The underlying project database continues to grow with new seasons of data and additional theatrical companies. Each of the eight reports in the series presents a different set of seasons, each capped with the most recently completed season at the time of publication. The project team assembles data from production playbills, season announcements, theater web sites, published production reviews, on-line databases, and professional networks, and all data are finalized only after productions have opened. Ongoing efforts are expended to update the database, correct any identified errors, and add any productions omitted in past reports. The lens of analysis expands in the most recent three reports to include a third gender code for individuals identifying as non-binary and reports now provide numbers and percentages for “female and non-binary” workers in study reporting categories.
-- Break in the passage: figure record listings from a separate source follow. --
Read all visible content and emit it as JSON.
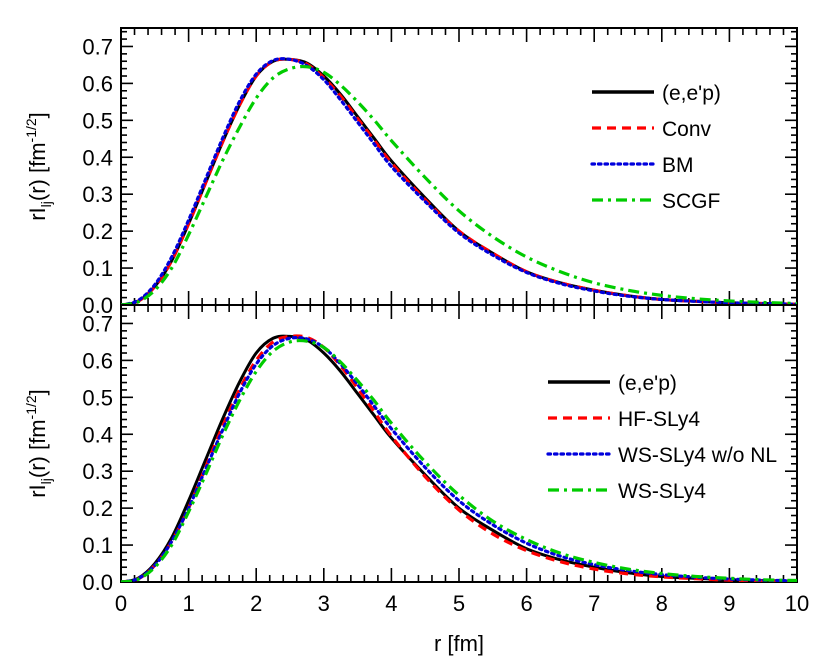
{
  "chart_data": [
    {
      "type": "line",
      "panel": "top",
      "title": "",
      "xlabel": "r [fm]",
      "ylabel": {
        "main": "rI",
        "sub": "lj",
        "rest": "(r) [fm",
        "sup": "-1/2",
        "close": "]"
      },
      "xlim": [
        0,
        10
      ],
      "ylim": [
        0,
        0.75
      ],
      "x_ticks": [
        "0",
        "1",
        "2",
        "3",
        "4",
        "5",
        "6",
        "7",
        "8",
        "9",
        "10"
      ],
      "y_ticks": [
        "0.0",
        "0.1",
        "0.2",
        "0.3",
        "0.4",
        "0.5",
        "0.6",
        "0.7"
      ],
      "legend_position": "top-right",
      "series": [
        {
          "name": "(e,e'p)",
          "color": "#000000",
          "style": "solid",
          "x": [
            0,
            0.25,
            0.5,
            0.75,
            1,
            1.25,
            1.5,
            1.75,
            2,
            2.25,
            2.5,
            2.75,
            3,
            3.25,
            3.5,
            3.75,
            4,
            4.5,
            5,
            5.5,
            6,
            6.5,
            7,
            7.5,
            8,
            8.5,
            9,
            9.5,
            10
          ],
          "y": [
            0,
            0.01,
            0.05,
            0.12,
            0.22,
            0.33,
            0.44,
            0.54,
            0.62,
            0.66,
            0.665,
            0.655,
            0.62,
            0.57,
            0.51,
            0.45,
            0.39,
            0.29,
            0.2,
            0.14,
            0.09,
            0.06,
            0.04,
            0.025,
            0.015,
            0.01,
            0.006,
            0.004,
            0.002
          ]
        },
        {
          "name": "Conv",
          "color": "#ff0000",
          "style": "dashed",
          "x": [
            0,
            0.25,
            0.5,
            0.75,
            1,
            1.25,
            1.5,
            1.75,
            2,
            2.25,
            2.5,
            2.75,
            3,
            3.25,
            3.5,
            3.75,
            4,
            4.5,
            5,
            5.5,
            6,
            6.5,
            7,
            7.5,
            8,
            8.5,
            9,
            9.5,
            10
          ],
          "y": [
            0,
            0.01,
            0.05,
            0.12,
            0.22,
            0.33,
            0.44,
            0.54,
            0.62,
            0.66,
            0.665,
            0.652,
            0.615,
            0.565,
            0.505,
            0.445,
            0.385,
            0.285,
            0.2,
            0.14,
            0.09,
            0.06,
            0.04,
            0.025,
            0.015,
            0.01,
            0.006,
            0.004,
            0.002
          ]
        },
        {
          "name": "BM",
          "color": "#0000dd",
          "style": "dotted",
          "x": [
            0,
            0.25,
            0.5,
            0.75,
            1,
            1.25,
            1.5,
            1.75,
            2,
            2.25,
            2.5,
            2.75,
            3,
            3.25,
            3.5,
            3.75,
            4,
            4.5,
            5,
            5.5,
            6,
            6.5,
            7,
            7.5,
            8,
            8.5,
            9,
            9.5,
            10
          ],
          "y": [
            0,
            0.012,
            0.055,
            0.13,
            0.23,
            0.34,
            0.45,
            0.55,
            0.625,
            0.662,
            0.665,
            0.648,
            0.61,
            0.555,
            0.495,
            0.435,
            0.375,
            0.28,
            0.195,
            0.135,
            0.088,
            0.058,
            0.038,
            0.024,
            0.015,
            0.01,
            0.006,
            0.004,
            0.002
          ]
        },
        {
          "name": "SCGF",
          "color": "#00cc00",
          "style": "dashdot",
          "x": [
            0,
            0.25,
            0.5,
            0.75,
            1,
            1.25,
            1.5,
            1.75,
            2,
            2.25,
            2.5,
            2.75,
            3,
            3.25,
            3.5,
            3.75,
            4,
            4.5,
            5,
            5.5,
            6,
            6.5,
            7,
            7.5,
            8,
            8.5,
            9,
            9.5,
            10
          ],
          "y": [
            0,
            0.008,
            0.04,
            0.1,
            0.19,
            0.29,
            0.39,
            0.48,
            0.56,
            0.615,
            0.64,
            0.645,
            0.63,
            0.595,
            0.55,
            0.5,
            0.445,
            0.345,
            0.255,
            0.185,
            0.13,
            0.09,
            0.06,
            0.04,
            0.026,
            0.017,
            0.011,
            0.007,
            0.004
          ]
        }
      ]
    },
    {
      "type": "line",
      "panel": "bottom",
      "title": "",
      "xlabel": "r [fm]",
      "ylabel": {
        "main": "rI",
        "sub": "lj",
        "rest": "(r) [fm",
        "sup": "-1/2",
        "close": "]"
      },
      "xlim": [
        0,
        10
      ],
      "ylim": [
        0,
        0.75
      ],
      "x_ticks": [
        "0",
        "1",
        "2",
        "3",
        "4",
        "5",
        "6",
        "7",
        "8",
        "9",
        "10"
      ],
      "y_ticks": [
        "0.0",
        "0.1",
        "0.2",
        "0.3",
        "0.4",
        "0.5",
        "0.6",
        "0.7"
      ],
      "legend_position": "top-right",
      "series": [
        {
          "name": "(e,e'p)",
          "color": "#000000",
          "style": "solid",
          "x": [
            0,
            0.25,
            0.5,
            0.75,
            1,
            1.25,
            1.5,
            1.75,
            2,
            2.25,
            2.5,
            2.75,
            3,
            3.25,
            3.5,
            3.75,
            4,
            4.5,
            5,
            5.5,
            6,
            6.5,
            7,
            7.5,
            8,
            8.5,
            9,
            9.5,
            10
          ],
          "y": [
            0,
            0.01,
            0.05,
            0.12,
            0.22,
            0.33,
            0.44,
            0.54,
            0.62,
            0.66,
            0.665,
            0.655,
            0.62,
            0.57,
            0.51,
            0.45,
            0.39,
            0.29,
            0.2,
            0.14,
            0.09,
            0.06,
            0.04,
            0.025,
            0.015,
            0.01,
            0.006,
            0.004,
            0.002
          ]
        },
        {
          "name": "HF-SLy4",
          "color": "#ff0000",
          "style": "dashed",
          "x": [
            0,
            0.25,
            0.5,
            0.75,
            1,
            1.25,
            1.5,
            1.75,
            2,
            2.25,
            2.5,
            2.75,
            3,
            3.25,
            3.5,
            3.75,
            4,
            4.5,
            5,
            5.5,
            6,
            6.5,
            7,
            7.5,
            8,
            8.5,
            9,
            9.5,
            10
          ],
          "y": [
            0,
            0.008,
            0.045,
            0.11,
            0.2,
            0.31,
            0.42,
            0.52,
            0.6,
            0.65,
            0.665,
            0.662,
            0.635,
            0.585,
            0.525,
            0.46,
            0.395,
            0.285,
            0.195,
            0.13,
            0.085,
            0.055,
            0.035,
            0.022,
            0.014,
            0.009,
            0.005,
            0.003,
            0.002
          ]
        },
        {
          "name": "WS-SLy4 w/o NL",
          "color": "#0000dd",
          "style": "dotted",
          "x": [
            0,
            0.25,
            0.5,
            0.75,
            1,
            1.25,
            1.5,
            1.75,
            2,
            2.25,
            2.5,
            2.75,
            3,
            3.25,
            3.5,
            3.75,
            4,
            4.5,
            5,
            5.5,
            6,
            6.5,
            7,
            7.5,
            8,
            8.5,
            9,
            9.5,
            10
          ],
          "y": [
            0,
            0.009,
            0.045,
            0.11,
            0.2,
            0.305,
            0.41,
            0.51,
            0.59,
            0.64,
            0.66,
            0.658,
            0.635,
            0.59,
            0.535,
            0.475,
            0.415,
            0.31,
            0.22,
            0.155,
            0.105,
            0.07,
            0.047,
            0.031,
            0.02,
            0.013,
            0.008,
            0.005,
            0.003
          ]
        },
        {
          "name": "WS-SLy4",
          "color": "#00cc00",
          "style": "dashdot",
          "x": [
            0,
            0.25,
            0.5,
            0.75,
            1,
            1.25,
            1.5,
            1.75,
            2,
            2.25,
            2.5,
            2.75,
            3,
            3.25,
            3.5,
            3.75,
            4,
            4.5,
            5,
            5.5,
            6,
            6.5,
            7,
            7.5,
            8,
            8.5,
            9,
            9.5,
            10
          ],
          "y": [
            0,
            0.007,
            0.04,
            0.1,
            0.19,
            0.29,
            0.395,
            0.49,
            0.57,
            0.625,
            0.65,
            0.652,
            0.635,
            0.595,
            0.545,
            0.49,
            0.43,
            0.325,
            0.235,
            0.165,
            0.115,
            0.078,
            0.053,
            0.035,
            0.023,
            0.015,
            0.01,
            0.006,
            0.004
          ]
        }
      ]
    }
  ]
}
The Women Count report series has become part of the national conversation on gender parity in theater and has joined multiple collaborations to develop knowledge and advocacy strategies to promote a range of voices in theater making. In 2019, the Women Count project joined the Counting Together initiative coordinated by Todd London and Luis Castro, who were inspired by ongoing evidence of systemic exclusion in the theater reported in multiple data projects to convene national and regional data projects to report findings collectively and to identify pathways to greater equity and inclusion through narratives in their multiple data reports. In February 2022 that initiative received two inaugural Anthem Awards in the areas of DEI community engagement and awareness. In 2023, Women Count became a Network Partner of the RISE (Representation, Inclusion & Support for Employment) initiative, a program of Maestra Music, working to build an equitable and inclusive theater industry through tools and resources.